Tischtelefone? Ist das nicht mindestens so von Vorgestern wie ein Tastenhandy? Keineswegs. "Trotz der wachsenden Bedeutung mobiler und softwarebasierter Lösungen bleiben Tisch- und Schnurlostelefone für viele Unternehmen und Branchen essenziell", sagt Mitel und beruft sich dabei auf ein seriöses Beratungsunternehmen. Laut den Marktanalysten von Frost & Sullivan liegt das weltweite Marktvolumen der Tisch- und Schnurlostelefone bei rund zwei Milliarden US-Dollar. Pro-Argumente für die Geräte sind deren einfache Handhabung, Geschwindigkeit und ihre Rolle in Notfallszenarien sowie im operativen Frontline-Bereich.

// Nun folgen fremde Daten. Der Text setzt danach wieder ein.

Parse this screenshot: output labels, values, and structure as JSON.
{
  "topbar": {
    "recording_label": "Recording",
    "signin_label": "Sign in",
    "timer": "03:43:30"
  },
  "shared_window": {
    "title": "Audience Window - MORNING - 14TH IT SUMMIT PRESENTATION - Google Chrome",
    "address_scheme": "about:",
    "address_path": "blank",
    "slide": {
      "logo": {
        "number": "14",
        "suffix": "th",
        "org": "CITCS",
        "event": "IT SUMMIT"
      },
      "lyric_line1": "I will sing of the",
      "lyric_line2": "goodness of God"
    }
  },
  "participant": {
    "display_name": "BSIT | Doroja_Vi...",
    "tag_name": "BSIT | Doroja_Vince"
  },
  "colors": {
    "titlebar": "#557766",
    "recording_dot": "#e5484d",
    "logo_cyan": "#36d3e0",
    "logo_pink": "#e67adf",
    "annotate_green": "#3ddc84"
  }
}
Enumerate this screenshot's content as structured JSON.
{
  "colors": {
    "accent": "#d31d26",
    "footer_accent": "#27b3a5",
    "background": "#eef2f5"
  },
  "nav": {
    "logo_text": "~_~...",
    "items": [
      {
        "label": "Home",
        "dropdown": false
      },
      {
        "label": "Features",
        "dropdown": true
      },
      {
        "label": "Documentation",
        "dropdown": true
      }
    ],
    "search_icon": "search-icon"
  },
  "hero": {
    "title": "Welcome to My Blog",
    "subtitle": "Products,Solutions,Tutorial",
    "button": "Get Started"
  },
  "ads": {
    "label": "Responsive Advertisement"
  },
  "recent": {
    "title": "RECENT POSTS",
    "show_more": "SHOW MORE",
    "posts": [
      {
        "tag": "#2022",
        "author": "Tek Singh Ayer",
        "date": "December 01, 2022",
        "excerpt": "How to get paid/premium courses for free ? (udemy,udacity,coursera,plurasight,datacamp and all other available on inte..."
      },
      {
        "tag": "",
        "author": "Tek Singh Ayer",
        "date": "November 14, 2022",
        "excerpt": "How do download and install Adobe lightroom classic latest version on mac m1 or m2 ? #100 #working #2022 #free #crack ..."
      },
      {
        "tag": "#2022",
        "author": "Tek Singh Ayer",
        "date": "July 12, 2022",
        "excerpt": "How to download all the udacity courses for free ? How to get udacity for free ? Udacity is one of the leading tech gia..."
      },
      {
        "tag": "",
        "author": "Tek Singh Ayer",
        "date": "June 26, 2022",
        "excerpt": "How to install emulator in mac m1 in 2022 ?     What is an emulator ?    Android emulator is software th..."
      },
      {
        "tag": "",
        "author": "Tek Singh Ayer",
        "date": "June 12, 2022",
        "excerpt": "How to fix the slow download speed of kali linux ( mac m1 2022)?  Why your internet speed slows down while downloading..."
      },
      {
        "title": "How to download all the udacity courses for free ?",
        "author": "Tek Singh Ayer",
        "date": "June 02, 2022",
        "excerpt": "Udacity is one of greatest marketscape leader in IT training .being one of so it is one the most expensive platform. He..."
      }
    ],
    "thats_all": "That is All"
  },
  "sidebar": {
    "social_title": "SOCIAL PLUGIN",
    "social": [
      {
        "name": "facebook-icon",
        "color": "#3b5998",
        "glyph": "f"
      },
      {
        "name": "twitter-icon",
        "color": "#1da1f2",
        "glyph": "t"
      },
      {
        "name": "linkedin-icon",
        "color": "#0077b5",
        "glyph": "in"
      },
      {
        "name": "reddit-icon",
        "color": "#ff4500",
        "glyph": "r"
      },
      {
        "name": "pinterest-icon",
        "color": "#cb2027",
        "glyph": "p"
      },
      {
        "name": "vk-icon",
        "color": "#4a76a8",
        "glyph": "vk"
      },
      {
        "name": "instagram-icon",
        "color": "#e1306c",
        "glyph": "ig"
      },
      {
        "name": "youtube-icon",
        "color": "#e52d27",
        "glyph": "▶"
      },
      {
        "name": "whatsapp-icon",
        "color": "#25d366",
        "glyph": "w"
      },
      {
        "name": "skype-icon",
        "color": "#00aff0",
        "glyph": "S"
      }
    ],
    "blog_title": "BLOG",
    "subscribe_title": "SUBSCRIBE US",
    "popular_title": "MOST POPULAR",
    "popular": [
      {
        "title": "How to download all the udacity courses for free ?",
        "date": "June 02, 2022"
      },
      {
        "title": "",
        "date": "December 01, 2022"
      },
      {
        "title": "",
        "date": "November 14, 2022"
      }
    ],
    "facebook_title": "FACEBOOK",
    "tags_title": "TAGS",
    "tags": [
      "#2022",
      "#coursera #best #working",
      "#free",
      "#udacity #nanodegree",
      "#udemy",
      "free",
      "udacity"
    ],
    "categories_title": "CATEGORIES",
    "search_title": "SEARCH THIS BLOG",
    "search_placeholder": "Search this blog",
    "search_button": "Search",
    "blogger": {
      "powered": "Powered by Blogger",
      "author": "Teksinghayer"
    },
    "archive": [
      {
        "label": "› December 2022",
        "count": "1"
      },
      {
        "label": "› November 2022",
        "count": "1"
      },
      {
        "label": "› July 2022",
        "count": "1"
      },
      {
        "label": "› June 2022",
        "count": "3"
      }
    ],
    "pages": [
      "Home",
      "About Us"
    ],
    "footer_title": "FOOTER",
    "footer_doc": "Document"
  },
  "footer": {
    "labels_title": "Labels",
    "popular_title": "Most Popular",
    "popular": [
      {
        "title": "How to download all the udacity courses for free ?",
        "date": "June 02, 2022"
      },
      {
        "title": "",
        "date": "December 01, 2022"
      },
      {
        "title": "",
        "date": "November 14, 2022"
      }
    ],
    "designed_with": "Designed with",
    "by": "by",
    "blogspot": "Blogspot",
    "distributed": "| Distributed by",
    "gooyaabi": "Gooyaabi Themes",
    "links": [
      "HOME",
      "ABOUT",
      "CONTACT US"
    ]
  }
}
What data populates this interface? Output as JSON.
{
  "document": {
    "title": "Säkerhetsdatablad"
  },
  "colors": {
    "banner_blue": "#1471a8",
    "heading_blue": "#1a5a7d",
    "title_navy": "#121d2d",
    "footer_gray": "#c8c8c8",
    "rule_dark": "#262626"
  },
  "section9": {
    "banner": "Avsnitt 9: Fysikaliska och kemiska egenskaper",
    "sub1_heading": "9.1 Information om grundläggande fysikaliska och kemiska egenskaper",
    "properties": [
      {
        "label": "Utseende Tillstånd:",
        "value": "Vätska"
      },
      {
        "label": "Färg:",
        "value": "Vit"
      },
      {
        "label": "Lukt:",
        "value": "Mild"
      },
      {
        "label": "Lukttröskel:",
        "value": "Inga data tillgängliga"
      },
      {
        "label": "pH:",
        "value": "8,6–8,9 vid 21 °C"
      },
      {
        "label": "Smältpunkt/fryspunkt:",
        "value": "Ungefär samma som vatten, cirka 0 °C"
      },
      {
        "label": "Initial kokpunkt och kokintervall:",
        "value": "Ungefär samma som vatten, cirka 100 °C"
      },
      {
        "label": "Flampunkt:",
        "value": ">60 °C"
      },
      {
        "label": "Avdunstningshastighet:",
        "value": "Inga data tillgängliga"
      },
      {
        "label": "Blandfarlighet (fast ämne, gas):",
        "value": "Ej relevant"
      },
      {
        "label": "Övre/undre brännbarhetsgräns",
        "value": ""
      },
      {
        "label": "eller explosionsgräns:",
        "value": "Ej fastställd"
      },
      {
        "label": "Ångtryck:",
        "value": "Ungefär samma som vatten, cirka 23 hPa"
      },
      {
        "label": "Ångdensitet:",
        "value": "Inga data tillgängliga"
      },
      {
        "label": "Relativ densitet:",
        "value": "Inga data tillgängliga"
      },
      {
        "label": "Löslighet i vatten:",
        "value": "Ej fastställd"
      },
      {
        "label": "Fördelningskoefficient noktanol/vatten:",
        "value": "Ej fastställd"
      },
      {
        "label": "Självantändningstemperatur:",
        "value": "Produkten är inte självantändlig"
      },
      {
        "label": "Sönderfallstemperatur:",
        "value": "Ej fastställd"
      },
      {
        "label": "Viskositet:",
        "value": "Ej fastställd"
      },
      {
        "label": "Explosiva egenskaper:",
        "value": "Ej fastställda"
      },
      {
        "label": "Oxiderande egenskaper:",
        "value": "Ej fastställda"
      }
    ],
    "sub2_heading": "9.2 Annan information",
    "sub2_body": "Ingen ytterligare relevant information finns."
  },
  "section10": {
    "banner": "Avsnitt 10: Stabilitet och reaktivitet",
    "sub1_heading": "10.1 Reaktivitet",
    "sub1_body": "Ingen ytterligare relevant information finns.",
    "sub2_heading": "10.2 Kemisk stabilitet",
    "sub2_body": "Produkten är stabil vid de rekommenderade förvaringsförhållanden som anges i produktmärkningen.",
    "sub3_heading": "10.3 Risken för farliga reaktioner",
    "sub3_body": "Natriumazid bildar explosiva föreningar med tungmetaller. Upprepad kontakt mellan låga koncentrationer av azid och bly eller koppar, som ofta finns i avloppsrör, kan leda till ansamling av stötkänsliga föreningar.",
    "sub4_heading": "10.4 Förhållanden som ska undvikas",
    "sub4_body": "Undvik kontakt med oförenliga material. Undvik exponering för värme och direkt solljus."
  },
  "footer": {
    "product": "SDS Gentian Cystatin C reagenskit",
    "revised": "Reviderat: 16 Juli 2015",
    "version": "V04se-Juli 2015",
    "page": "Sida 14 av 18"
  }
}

Glücksfall für den Fertigungsstandort

Die Verlagerung der Produktion der IP-Telefone nach Deutschland ist für den kanadischen Kommunikationshersteller angesichts geopolitischer Unsicherheiten und der europaweiten Diskussion über digitale Souveränität ein durchaus werbewirksamer Schritt, der nicht nur Sympathien fördert.

Europäische Kunden dürften von deutlich kürzeren Lieferzeiten profitieren – der Hersteller kann seine Lieferkette stärken. Ein Glücksfall ist die Verlagerung aber auch für Gigaset: Der Hersteller kann sein Werk in Bocholt (Nordrhein-Westfalen) mit der Fertigung von rund einer Million Endgeräten für Mitel pro Jahr deutlich besser auslasten. Das sichert Arbeitsplätze.

Mitel profitiert durch die Kooperation mit Gigaset darüber hinaus von einer hohen Fertigungsexpertise. Die hochautomatisierten, umweltschonenden und TAA (Trade Agreement Act)-konformen Fertigungsprozesse von Gigaset erfüllen die Anforderungen von Kunden, die in regulierten Branchen und Regionen tätig sind.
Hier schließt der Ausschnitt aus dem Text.